The Biden administration has been cautious in its criticism of the Israeli leader, even as tens of thousands of Israelis have protested Netanyahu’s judicial plan and experts have warned it could permit corruption and dangerous far-right policies. Netanyahu’s critics and many Democratic lawmakers say the president should be more assertive ― both for the sake of Israel’s future stability and because of Biden’s own promises to promote democratic values worldwide.
John Kirby, a White House national security spokesman, told reporters on Monday that Biden wants a “compromise” between the Israeli leader and his opponents.

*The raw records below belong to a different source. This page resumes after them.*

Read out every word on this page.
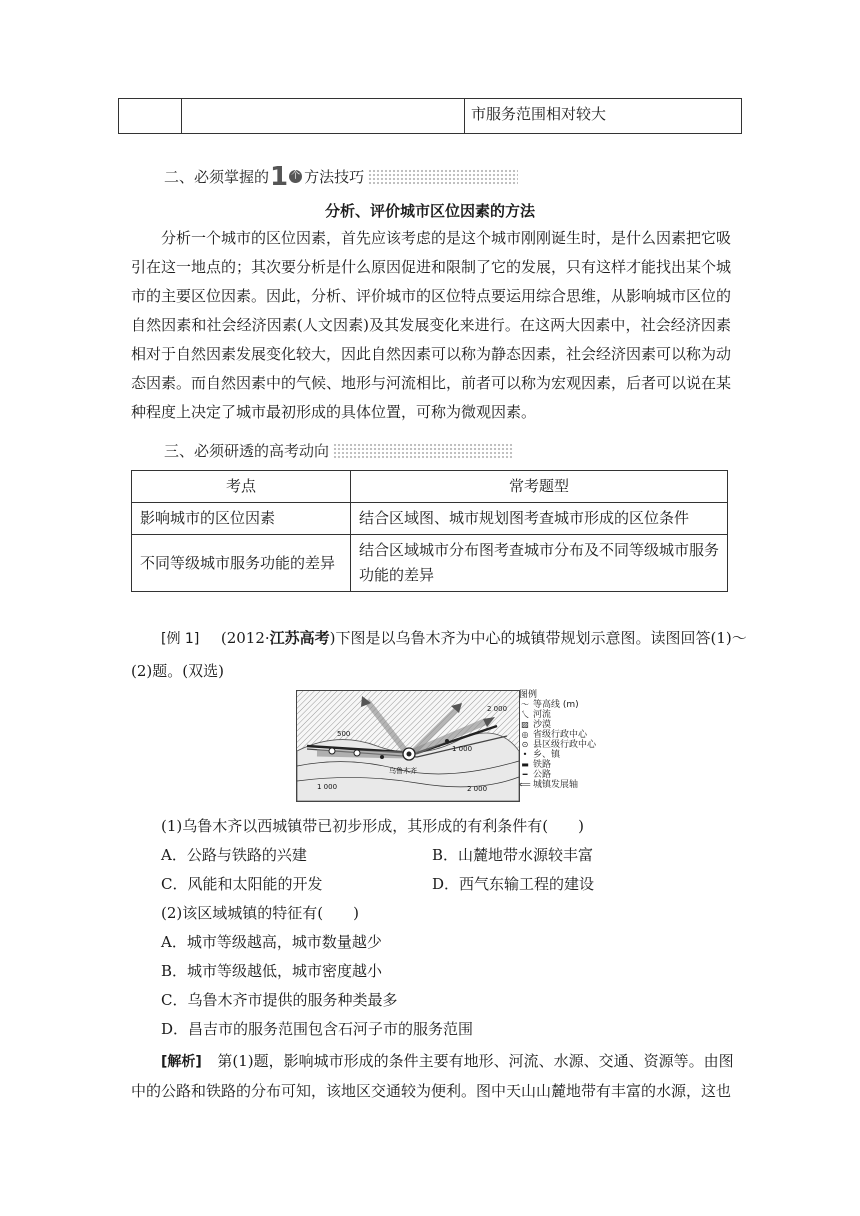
		市服务范围相对较大
二、必须掌握的 1 个 方法技巧
分析、评价城市区位因素的方法
分析一个城市的区位因素，首先应该考虑的是这个城市刚刚诞生时，是什么因素把它吸引在这一地点的；其次要分析是什么原因促进和限制了它的发展，只有这样才能找出某个城市的主要区位因素。因此，分析、评价城市的区位特点要运用综合思维，从影响城市区位的自然因素和社会经济因素(人文因素)及其发展变化来进行。在这两大因素中，社会经济因素相对于自然因素发展变化较大，因此自然因素可以称为静态因素，社会经济因素可以称为动态因素。而自然因素中的气候、地形与河流相比，前者可以称为宏观因素，后者可以说在某种程度上决定了城市最初形成的具体位置，可称为微观因素。
三、必须研透的高考动向
考点	常考题型
影响城市的区位因素	结合区域图、城市规划图考查城市形成的区位条件
不同等级城市服务功能的差异	结合区域城市分布图考查城市分布及不同等级城市服务功能的差异
[例 1] (2012·江苏高考)下图是以乌鲁木齐为中心的城镇带规划示意图。读图回答(1)～
(2)题。(双选)
乌鲁木齐
2 000
1 000
2 000
1 000
500
图例
〜 等高线 (m)
乀 河流
▨ 沙漠
◎ 省级行政中心
⊙ 县区级行政中心
• 乡、镇
▬ 铁路
━ 公路
⟸ 城镇发展轴
(1)乌鲁木齐以西城镇带已初步形成，其形成的有利条件有(　　)
A．公路与铁路的兴建	B．山麓地带水源较丰富
C．风能和太阳能的开发	D．西气东输工程的建设
(2)该区域城镇的特征有(　　)
A．城市等级越高，城市数量越少
B．城市等级越低，城市密度越小
C．乌鲁木齐市提供的服务种类最多
D．昌吉市的服务范围包含石河子市的服务范围
[解析] 第(1)题，影响城市形成的条件主要有地形、河流、水源、交通、资源等。由图
中的公路和铁路的分布可知，该地区交通较为便利。图中天山山麓地带有丰富的水源，这也
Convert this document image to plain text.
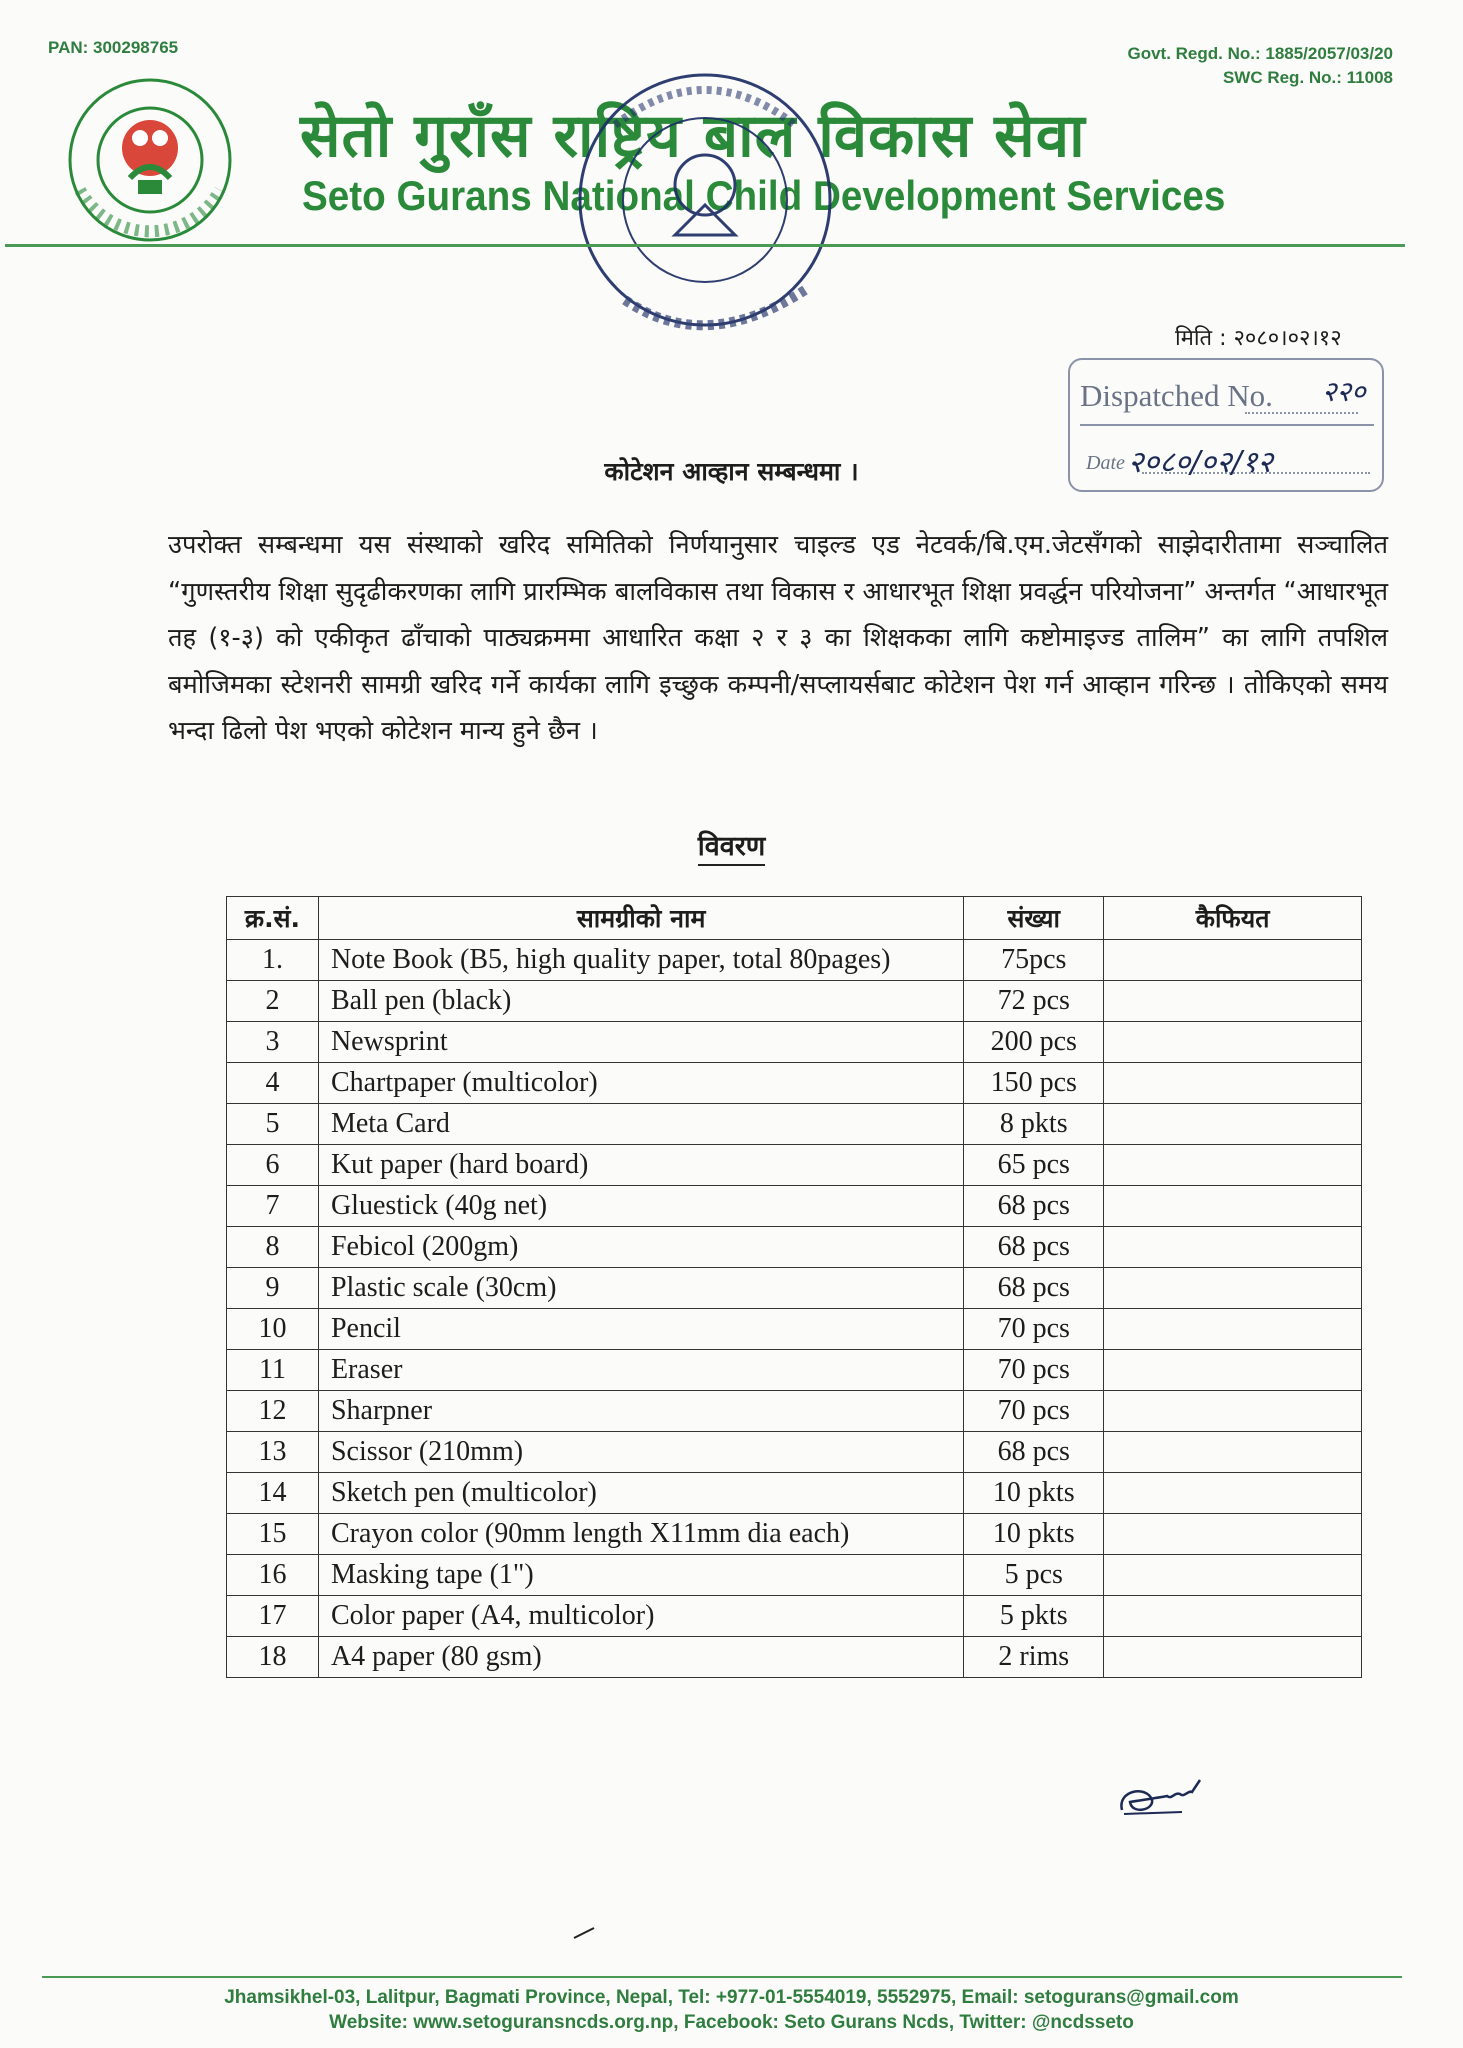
PAN: 300298765	Govt. Regd. No.: 1885/2057/03/20
SWC Reg. No.: 11008
सेतो गुराँस राष्ट्रिय बाल विकास सेवा
Seto Gurans National Child Development Services
मिति : २०८०।०२।१२
Dispatched No. २२०
Date २०८०/०२/१२
कोटेशन आव्हान सम्बन्धमा ।
उपरोक्त सम्बन्धमा यस संस्थाको खरिद समितिको निर्णयानुसार चाइल्ड एड नेटवर्क/बि.एम.जेटसँगको साझेदारीतामा सञ्चालित “गुणस्तरीय शिक्षा सुदृढीकरणका लागि प्रारम्भिक बालविकास तथा विकास र आधारभूत शिक्षा प्रवर्द्धन परियोजना” अन्तर्गत “आधारभूत तह (१-३) को एकीकृत ढाँचाको पाठ्यक्रममा आधारित कक्षा २ र ३ का शिक्षकका लागि कष्टोमाइज्ड तालिम” का लागि तपशिल बमोजिमका स्टेशनरी सामग्री खरिद गर्ने कार्यका लागि इच्छुक कम्पनी/सप्लायर्सबाट कोटेशन पेश गर्न आव्हान गरिन्छ । तोकिएको समय भन्दा ढिलो पेश भएको कोटेशन मान्य हुने छैन ।
विवरण
क्र.सं.	सामग्रीको नाम	संख्या	कैफियत
1.	Note Book (B5, high quality paper, total 80pages)	75pcs	
2	Ball pen (black)	72 pcs	
3	Newsprint	200 pcs	
4	Chartpaper (multicolor)	150 pcs	
5	Meta Card	8 pkts	
6	Kut paper (hard board)	65 pcs	
7	Gluestick (40g net)	68 pcs	
8	Febicol (200gm)	68 pcs	
9	Plastic scale (30cm)	68 pcs	
10	Pencil	70 pcs	
11	Eraser	70 pcs	
12	Sharpner	70 pcs	
13	Scissor (210mm)	68 pcs	
14	Sketch pen (multicolor)	10 pkts	
15	Crayon color (90mm length X11mm dia each)	10 pkts	
16	Masking tape (1")	5 pcs	
17	Color paper (A4, multicolor)	5 pkts	
18	A4 paper (80 gsm)	2 rims	
Jhamsikhel-03, Lalitpur, Bagmati Province, Nepal, Tel: +977-01-5554019, 5552975, Email: setogurans@gmail.com
Website: www.setoguransncds.org.np, Facebook: Seto Gurans Ncds, Twitter: @ncdsseto
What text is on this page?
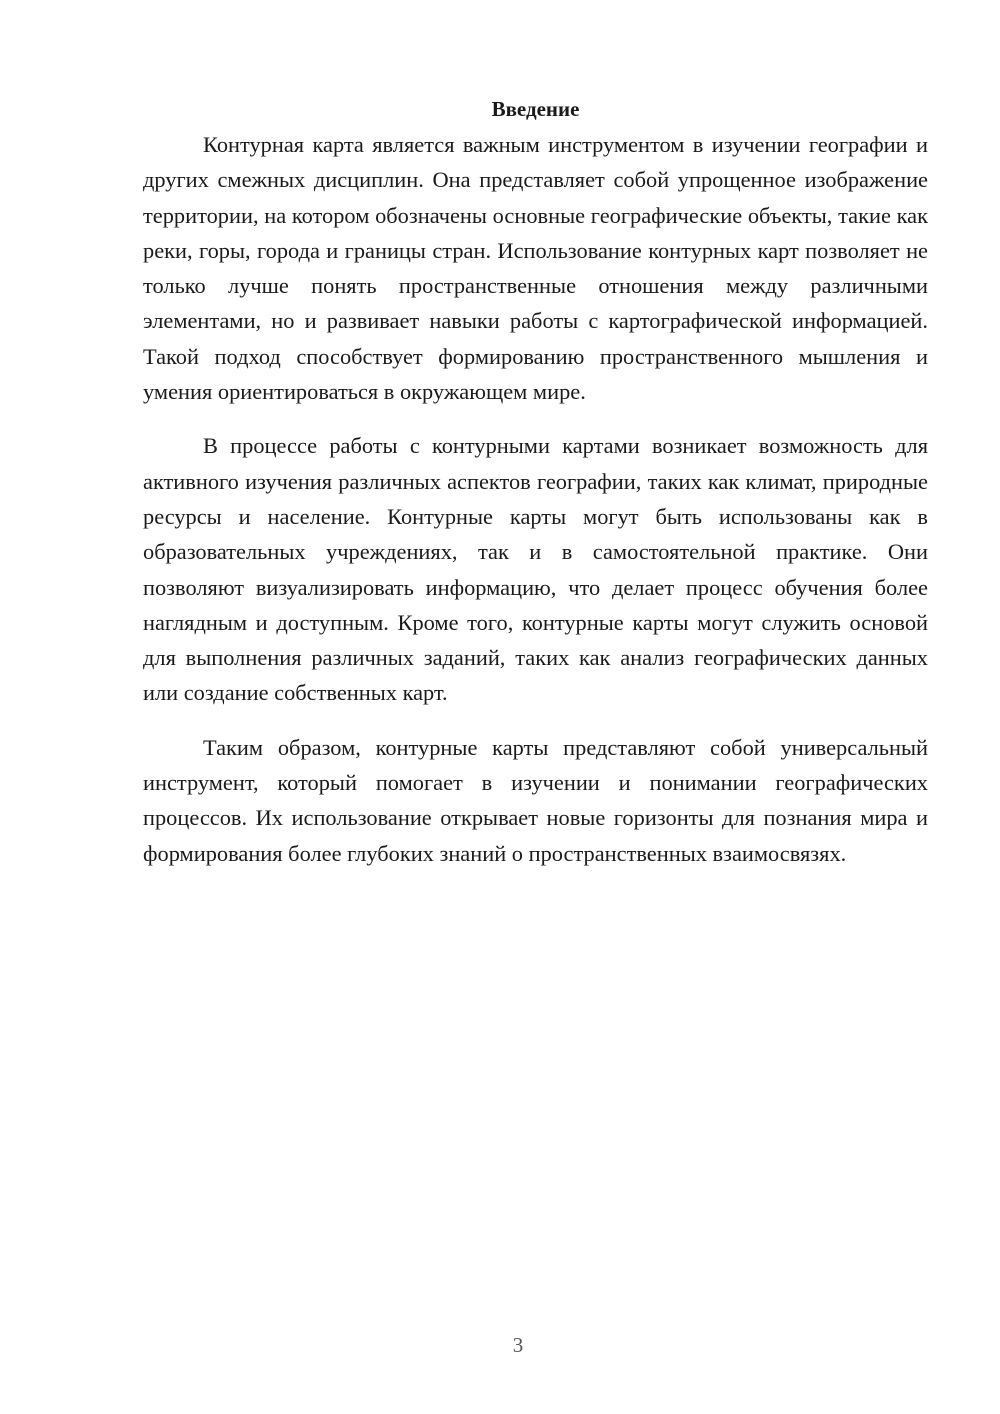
Введение

Контурная карта является важным инструментом в изучении географии и других смежных дисциплин. Она представляет собой упрощенное изображение территории, на котором обозначены основные географические объекты, такие как реки, горы, города и границы стран. Использование контурных карт позволяет не только лучше понять пространственные отношения между различными элементами, но и развивает навыки работы с картографической информацией. Такой подход способствует формированию пространственного мышления и умения ориентироваться в окружающем мире.

В процессе работы с контурными картами возникает возможность для активного изучения различных аспектов географии, таких как климат, природные ресурсы и население. Контурные карты могут быть использованы как в образовательных учреждениях, так и в самостоятельной практике. Они позволяют визуализировать информацию, что делает процесс обучения более наглядным и доступным. Кроме того, контурные карты могут служить основой для выполнения различных заданий, таких как анализ географических данных или создание собственных карт.

Таким образом, контурные карты представляют собой универсальный инструмент, который помогает в изучении и понимании географических процессов. Их использование открывает новые горизонты для познания мира и формирования более глубоких знаний о пространственных взаимосвязях.

3
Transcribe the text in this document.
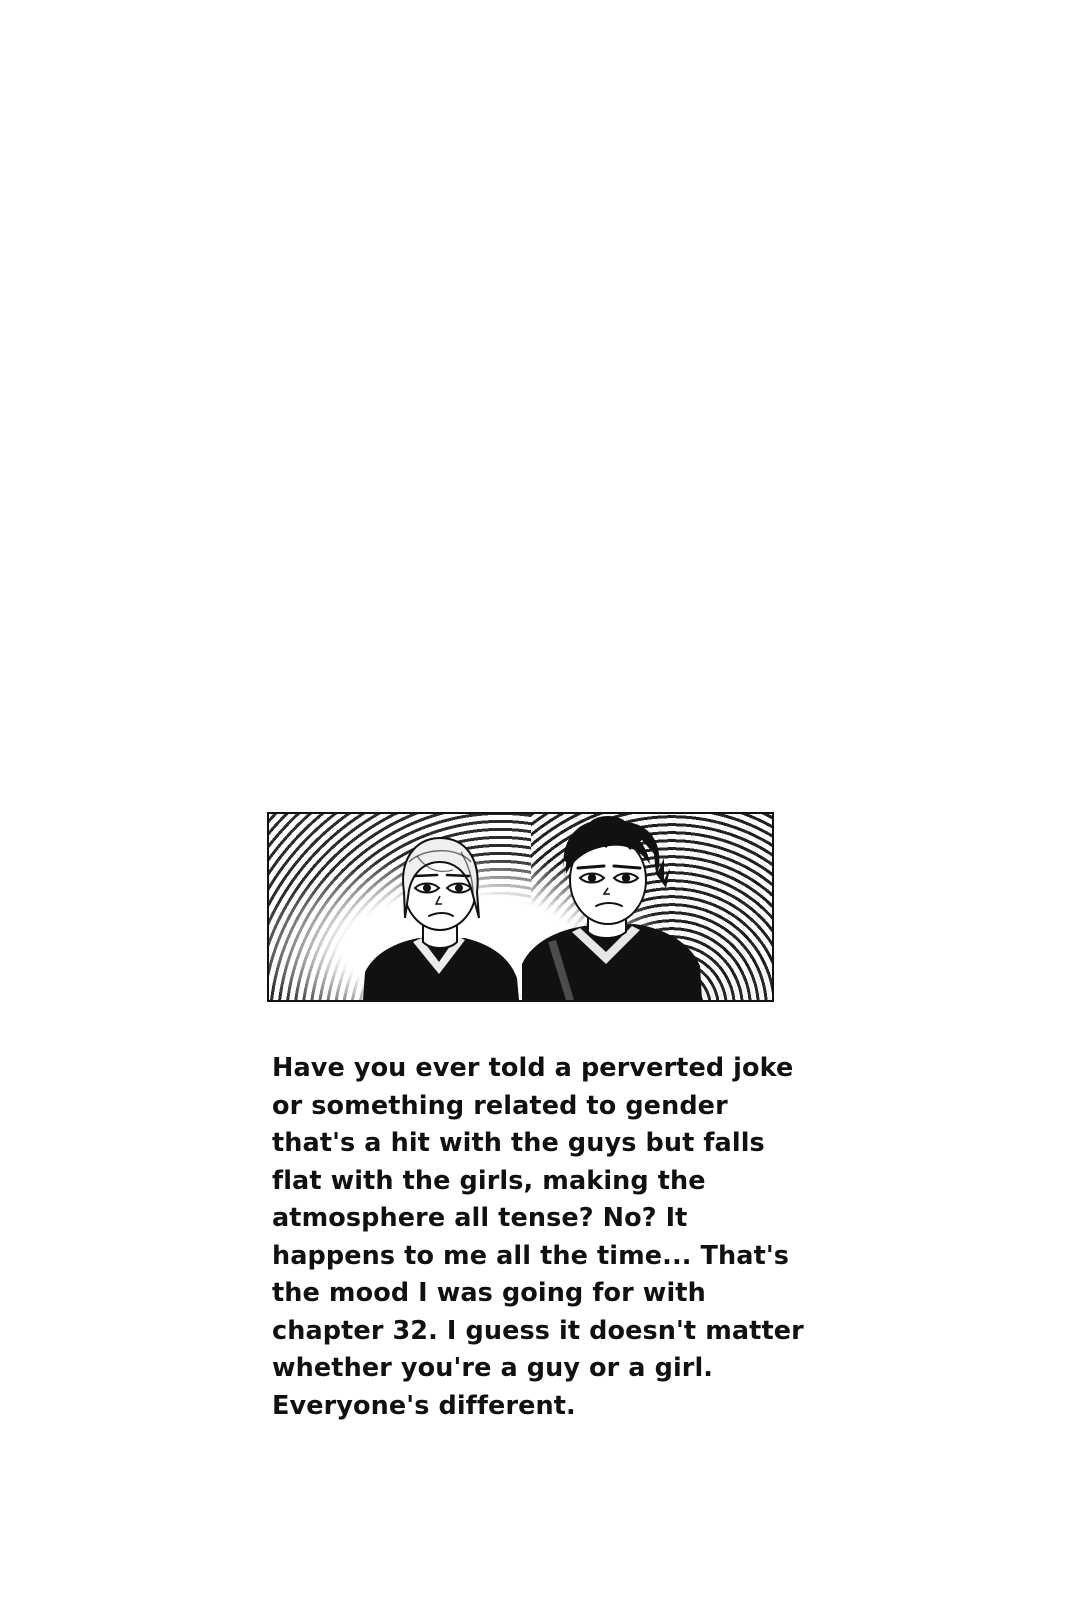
Have you ever told a perverted joke or something related to gender that's a hit with the guys but falls flat with the girls, making the atmosphere all tense? No? It happens to me all the time... That's the mood I was going for with chapter 32. I guess it doesn't matter whether you're a guy or a girl. Everyone's different.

He declined to say whether Netanyahu would still participate virtually in the Biden administration’s Summit for Democracy conference this week.
“The United States shouldn’t be prescribing that Israelis out in the streets to save their democracy meet Netanyahu part of the way in his bid to undo it,” Dylan Williams of the influential Jewish American group J Street tweeted on Monday. Biden “should be standing in solidarity with them and let them decide their path forward,” he said.
The news of the likely visit came after the Biden administration had for months been vague about when Netanyahu might receive an invitation to the White House. Nides suggested to the New York Times that a date had not yet been decided and the visit ultimately could be canceled.
“At least another month or two” could pass before the visit, a U.S. official told The Times of Israel, citing Washington’s interest in first avoiding flare-ups between Israelis and Palestinians during Passover and the Islamic holy month of Ramadan.
Netanyahu and his hardline allies still plan to push through their judicial changes later this year to give the parliament far greater power over judges. And while Netanyahu appeared to make a concession over the plan by announcing a halt, his controversial coalition partner Itamar Ben Gvir said he got an olive branch too: the establishment of a new national guard under his direct control. Ben Gvir is a previously fringe figure who has been convicted for supporting a Jewish terror group and for inciting racism against Palestinians.
While facing charges of bribery and fraud ― which he denies ― Netanyahu regained Israel’s top job in December 2022 by forming an alliance with Ben Gvir and other politicians who had long been shunned by the Israeli mainstream.